Leptin is perhaps familiar to you. It is a hormone that regulates appetite. In general, the higher the leptin, the more your appetite should be suppressed. Obese people usually have high leptin, however, showing that this primary regulation mechanism is broken in the development of obesity. Leptin tends to have a diurnal variation - an evening rise in leptin is normal, but in obesity, this rise doesn't seem to happen (resulting in night munching?). Also, leptin has the ability to suppress cortisol production at the adrenal gland, but for some reason in obesity this suppression doesn't work well either. There are some rare leptin-deficient individuals who end up obese - they tend to be obese, anxious, and depressed, and the administration of leptin alone seems to solve all those issues.
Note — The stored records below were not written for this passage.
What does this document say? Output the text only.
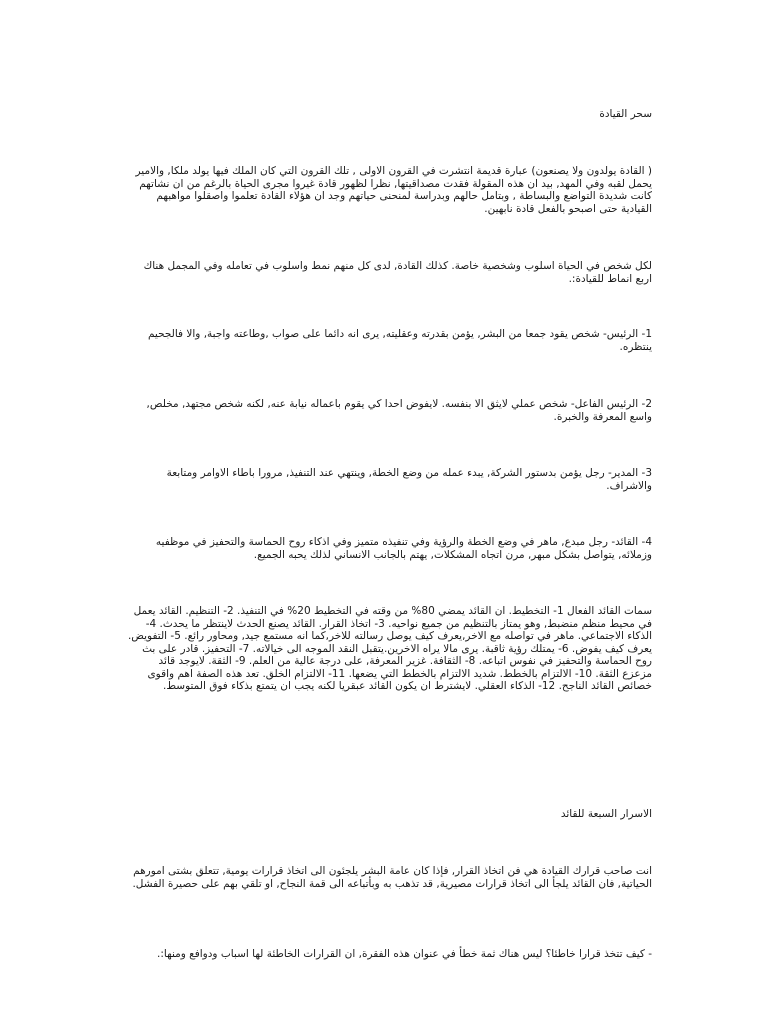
سحر القيادة

( القادة يولدون ولا يصنعون) عبارة قديمة انتشرت في القرون الاولى , تلك القرون التي كان الملك فيها يولد ملكا, والامير يحمل لقبه وفي المهد, بيد ان هذه المقولة فقدت مصداقيتها, نظرا لظهور قادة غيروا مجرى الحياة بالرغم من ان نشاتهم كانت شديدة التواضع والبساطة , وبتامل حالهم وبدراسة لمنحنى حياتهم وجد ان هؤلاء القادة تعلموا واصقلوا مواهبهم القيادية حتى اصبحو بالفعل قادة نابهين.

لكل شخص في الحياة اسلوب وشخصية خاصة. كذلك القادة, لدى كل منهم نمط واسلوب في تعامله وفي المجمل هناك اربع انماط للقيادة:.

1- الرئيس- شخص يقود جمعا من البشر, يؤمن بقدرته وعقليته, يرى انه دائما على صواب ,وطاعته واجبة, والا فالجحيم ينتظره.

2- الرئيس الفاعل- شخص عملي لايثق الا بنفسه. لايفوض احدا كي يقوم باعماله نيابة عنه, لكنه شخص مجتهد, مخلص, واسع المعرفة والخبرة.

3- المدير- رجل يؤمن بدستور الشركة, يبدء عمله من وضع الخطة, وينتهي عند التنفيذ, مرورا باطاء الاوامر ومتابعة والاشراف.

4- القائد- رجل مبدع, ماهر في وضع الخطة والرؤية وفي تنفيذه متميز وفي اذكاء روح الحماسة والتحفيز في موظفيه وزملائه, يتواصل بشكل مبهر, مرن اتجاه المشكلات, يهتم بالجانب الانساني لذلك يحبه الجميع.

سمات القائد الفعال 1- التخطيط. ان القائد يمضي 80% من وقته في التخطيط 20% في التنفيذ. 2- التنظيم. القائد يعمل في محيط منظم منضبط, وهو يمتاز بالتنظيم من جميع نواحيه. 3- اتخاذ القرار. القائد يصنع الحدث لاينتظر ما يحدث. 4- الذكاء الاجتماعي. ماهر في تواصله مع الاخر,يعرف كيف يوصل رسالته للاخر,كما انه مستمع جيد, ومحاور رائع. 5- التفويض. يعرف كيف يفوض. 6- يمتلك رؤية ثاقبة. يرى مالا يراه الاخرين.يتقبل النقد الموجه الى خيالاته. 7- التحفيز. قادر على بث روح الحماسة والتحفيز في نفوس اتباعه. 8- الثقافة. غزير المعرفة, على درجة عالية من العلم. 9- الثقة. لايوجد قائد مزعزع الثقة. 10- الالتزام بالخطط. شديد الالتزام بالخطط التي يضعها. 11- الالتزام الخلق. تعد هذه الصفة اهم واقوى خصائص القائد الناجح. 12- الذكاء العقلي. لايشترط ان يكون القائد عبقريا لكنه يجب ان يتمتع بذكاء فوق المتوسط.

الاسرار السبعة للقائد

انت صاحب قرارك القيادة هي فن اتخاذ القرار, فإذا كان عامة البشر يلجئون الى اتخاذ قرارات يومية, تتعلق بشتى امورهم الحياتية, فان القائد يلجأ الى اتخاذ قرارات مصيرية, قد تذهب به وبأتباعه الى قمة النجاح, او تلقي بهم على حصيرة الفشل.

- كيف تتخذ قرارا خاطئا؟ ليس هناك ثمة خطأ في عنوان هذه الفقرة, ان القرارات الخاطئة لها اسباب ودوافع ومنها:.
Orexin is a brain chemical that stimulates appetite. Nom nom. It is also related to sleep disorders (most famously narcolepsy). In depression, orexin neurons seem to be less numerous (perhaps one reason why depressed individuals classically lost weight, whereas in the Land of Vegetable Oil and HCFS, when we get depressed, we generally gain weight). Orexin seems to activate catecholamines (like norepinephrine and dopamine) and our internal cannabis system (yeah, the chemicals we make in our brains that are rather like the major active ingredient in marijuana - munch munch). Serotonin seems to tell orexin to cool it. Drugs that activate system-wide serotonin (such as phentermine and the recently withdrawn meridia) are used as appetite suppressants to treat obesity. (My discussion of serotonin and heart valves and why 5-HTP skeeves me out is in this post - be sure to read the comments too.) Drugs that block serotonin cause weight gain. SSRIs (which ostensibly increase the amount of serotonin hanging out in the synapse) are used to treat emotional eating and often result in weight loss. (And yes, antidepressants often cause weight gain as well - this is likely due to the antihistamine effect of these agents rather than so much a direct serotonin effect, though I will go into this issue more fully in a subsequent post if there is interest).
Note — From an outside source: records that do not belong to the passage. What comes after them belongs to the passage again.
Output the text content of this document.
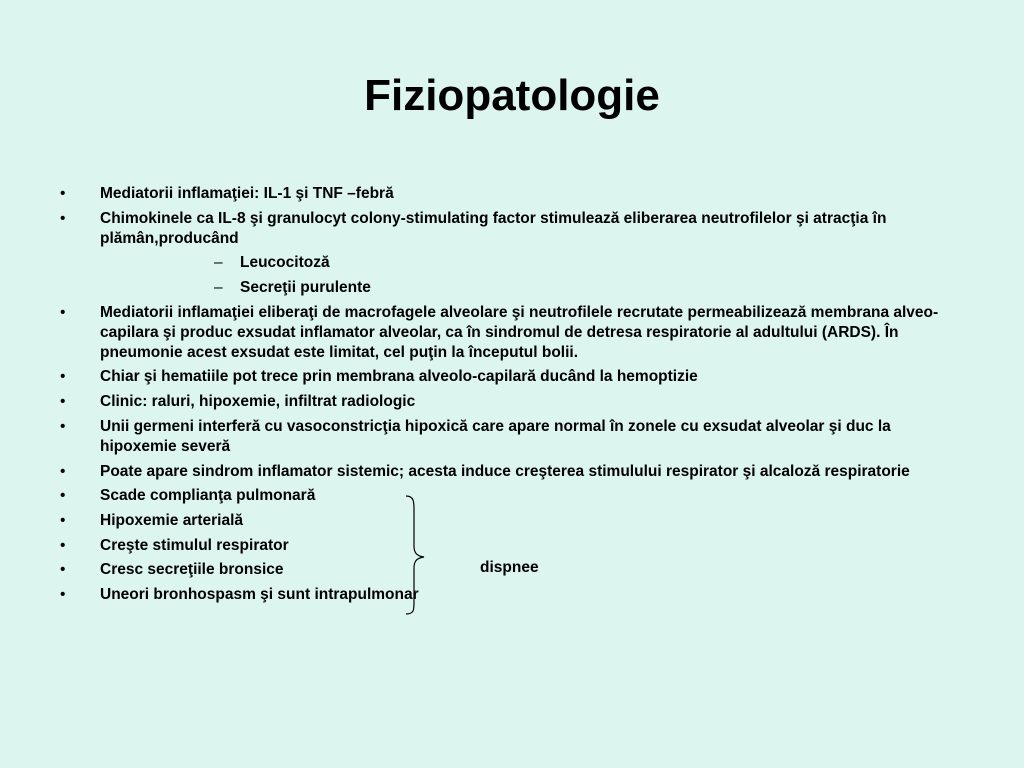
Fiziopatologie
•	Mediatorii inflamaţiei: IL-1 şi TNF –febră
•	Chimokinele ca IL-8 şi granulocyt colony-stimulating factor stimulează eliberarea neutrofilelor şi atracţia în plămân,producând
– Leucocitoză
– Secreţii purulente
•	Mediatorii inflamaţiei eliberaţi de macrofagele alveolare şi neutrofilele recrutate permeabilizează membrana alveo-capilara şi produc exsudat inflamator alveolar, ca în sindromul de detresa respiratorie al adultului (ARDS). În pneumonie acest exsudat este limitat, cel puţin la începutul bolii.
•	Chiar şi hematiile pot trece prin membrana alveolo-capilară ducând la hemoptizie
•	Clinic: raluri, hipoxemie, infiltrat radiologic
•	Unii germeni interferă cu vasoconstricţia hipoxică care apare normal în zonele cu exsudat alveolar şi duc la hipoxemie severă
•	Poate apare sindrom inflamator sistemic; acesta induce creşterea stimulului respirator şi alcaloză respiratorie
•	Scade complianţa pulmonară
•	Hipoxemie arterială
•	Creşte stimulul respirator
•	Cresc secreţiile bronsice
•	Uneori bronhospasm şi sunt intrapulmonar
dispnee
And, last but not least, IL-6. IL-6 is an inflammatory cytokine that is elevated in obesity and depression. This little bugger is found in abundance in fat cells, suggesting it may have to do with metabolism itself. IL-6 is supposed to be low during the day - in depressed individuals, the levels are especially high during the day, even in depressed individuals who don't have measurable deranged HPA axis issues yet. IL-6 is an immune system activator - Inflammation - and is common to depression, anxiety, and metabolic syndrome.

All right then. Nifty! All these players do similar things in depression, anxiety and obesity, and those conditions are commonly found together. But then there is the skinny depressed person, and the happy overweight person. Rather similar to the obese person without diabetes, and the slender type II diabetic. The review papers that discuss the generalities of these conditions tend to explain these differences with; "It's complicated. More studies are being done. Genetics! Big genetics studies! Answers are at hand!"

So I'll finish today with... it's complicated. Don't get stressed! Protect your HPA axis with good food and friends and relaxation. Depression and anxiety are just as real as obesity, just not quite as visible.